Run the HoC2023AiGenerateWeights.py to generate the associated output weights contained in files like cached_background_effects_map.json that are used to calculate final effects output for the HoC 2023 activity using the following command from the code-dot-org root directory: python apps/script/HoC2023ScriptFiles/HoC2023AiGenerateWeights.py

Before running the script, make sure to adjust your local parameters based off the current model being used. Previous iterations have leveraged spaCy and OpenAI's Ada models and it is not unreasonable to anticipate that the model "vendor" may change again in the future.

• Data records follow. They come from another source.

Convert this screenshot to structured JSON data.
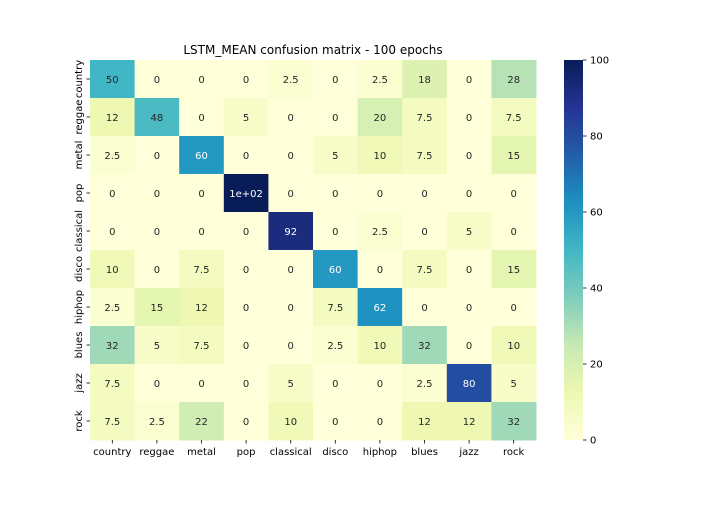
{
  "chart_data": {
    "type": "heatmap",
    "title": "LSTM_MEAN confusion matrix - 100 epochs",
    "xlabel": "",
    "ylabel": "",
    "x_categories": [
      "country",
      "reggae",
      "metal",
      "pop",
      "classical",
      "disco",
      "hiphop",
      "blues",
      "jazz",
      "rock"
    ],
    "y_categories": [
      "country",
      "reggae",
      "metal",
      "pop",
      "classical",
      "disco",
      "hiphop",
      "blues",
      "jazz",
      "rock"
    ],
    "values": [
      [
        50,
        0,
        0,
        0,
        2.5,
        0,
        2.5,
        18,
        0,
        28
      ],
      [
        12,
        48,
        0,
        5,
        0,
        0,
        20,
        7.5,
        0,
        7.5
      ],
      [
        2.5,
        0,
        60,
        0,
        0,
        5,
        10,
        7.5,
        0,
        15
      ],
      [
        0,
        0,
        0,
        100,
        0,
        0,
        0,
        0,
        0,
        0
      ],
      [
        0,
        0,
        0,
        0,
        92,
        0,
        2.5,
        0,
        5,
        0
      ],
      [
        10,
        0,
        7.5,
        0,
        0,
        60,
        0,
        7.5,
        0,
        15
      ],
      [
        2.5,
        15,
        12,
        0,
        0,
        7.5,
        62,
        0,
        0,
        0
      ],
      [
        32,
        5,
        7.5,
        0,
        0,
        2.5,
        10,
        32,
        0,
        10
      ],
      [
        7.5,
        0,
        0,
        0,
        5,
        0,
        0,
        2.5,
        80,
        5
      ],
      [
        7.5,
        2.5,
        22,
        0,
        10,
        0,
        0,
        12,
        12,
        32
      ]
    ],
    "annotations": [
      [
        "50",
        "0",
        "0",
        "0",
        "2.5",
        "0",
        "2.5",
        "18",
        "0",
        "28"
      ],
      [
        "12",
        "48",
        "0",
        "5",
        "0",
        "0",
        "20",
        "7.5",
        "0",
        "7.5"
      ],
      [
        "2.5",
        "0",
        "60",
        "0",
        "0",
        "5",
        "10",
        "7.5",
        "0",
        "15"
      ],
      [
        "0",
        "0",
        "0",
        "1e+02",
        "0",
        "0",
        "0",
        "0",
        "0",
        "0"
      ],
      [
        "0",
        "0",
        "0",
        "0",
        "92",
        "0",
        "2.5",
        "0",
        "5",
        "0"
      ],
      [
        "10",
        "0",
        "7.5",
        "0",
        "0",
        "60",
        "0",
        "7.5",
        "0",
        "15"
      ],
      [
        "2.5",
        "15",
        "12",
        "0",
        "0",
        "7.5",
        "62",
        "0",
        "0",
        "0"
      ],
      [
        "32",
        "5",
        "7.5",
        "0",
        "0",
        "2.5",
        "10",
        "32",
        "0",
        "10"
      ],
      [
        "7.5",
        "0",
        "0",
        "0",
        "5",
        "0",
        "0",
        "2.5",
        "80",
        "5"
      ],
      [
        "7.5",
        "2.5",
        "22",
        "0",
        "10",
        "0",
        "0",
        "12",
        "12",
        "32"
      ]
    ],
    "vmin": 0,
    "vmax": 100,
    "colormap": "YlGnBu",
    "colorbar_ticks": [
      0,
      20,
      40,
      60,
      80,
      100
    ]
  }
}
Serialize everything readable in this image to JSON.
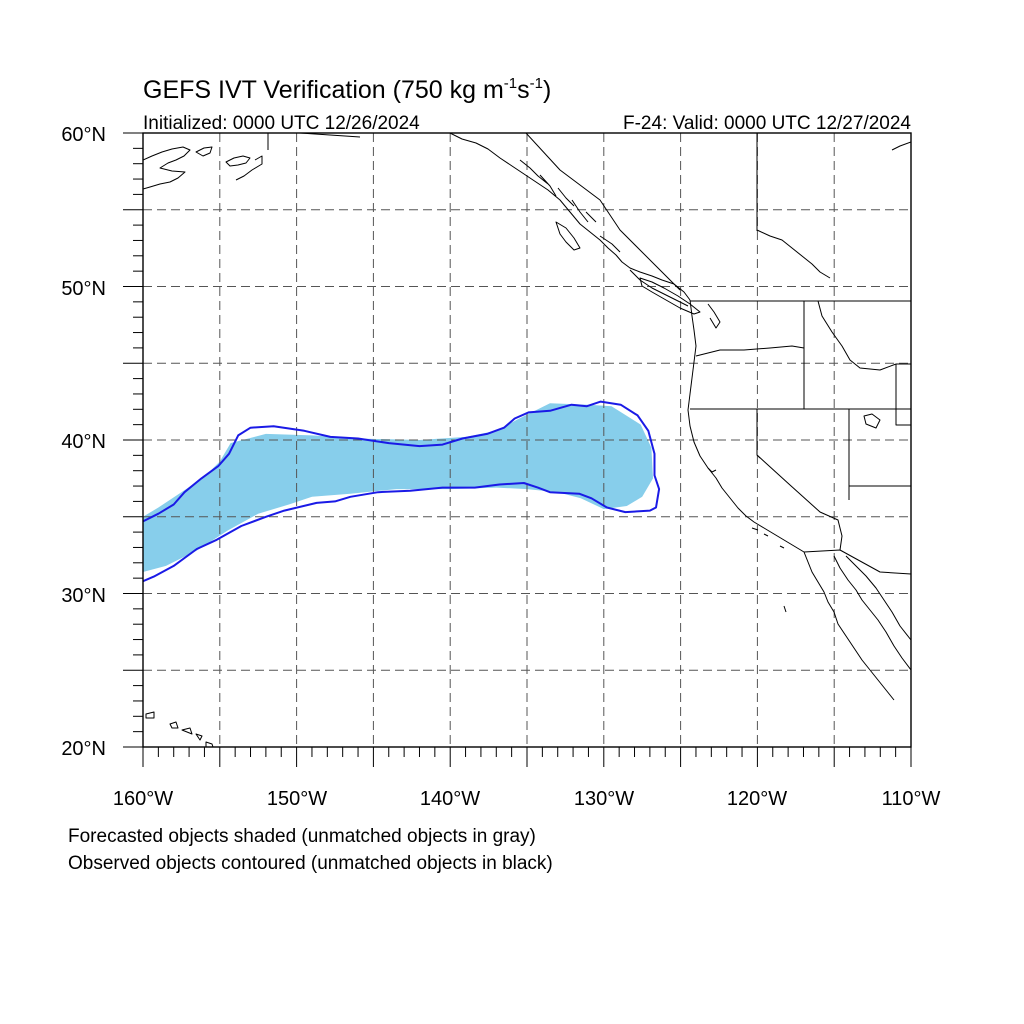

As of 01/08/2024, this script uses AWS's Titan v1 LLM through their Bedrock API. For additional background context and testing resources, check the google drive here: https://docs.google.com/document/d/1beDoalfB1Y7BybN82YGhuzTNos_TE5l0dX4XdKPzNdw/edit?usp=sharing

Script Outputs

The script generates/updates 3 files in apps/static/dance/ai/model:

  • cached_background_effects_map.json
  • cached_foreground_effects_map.json
  • cached_palettes_map.json

These files store association values measuring the similarity between an emoji and each output using embeddings generated by a LLM. The embeddings used to generate these maps are stored in cached pickle files such as foreground_embeddings.pkl to prevent duplicate LLM API calls.

Expected Runtime Behavior

At runtime, DanceAI will use the three maps to lookup the scores for each output type and randomly select one of the top 3 results of MAX(SUM(Input1Scores, Input2Scores, Input3Scores)) to select a final palette/foreground/background to display to the user. These maps are stored as a local cache rather than generated at runtime to remove the costs associated with querying a LLM and improve runtime performance.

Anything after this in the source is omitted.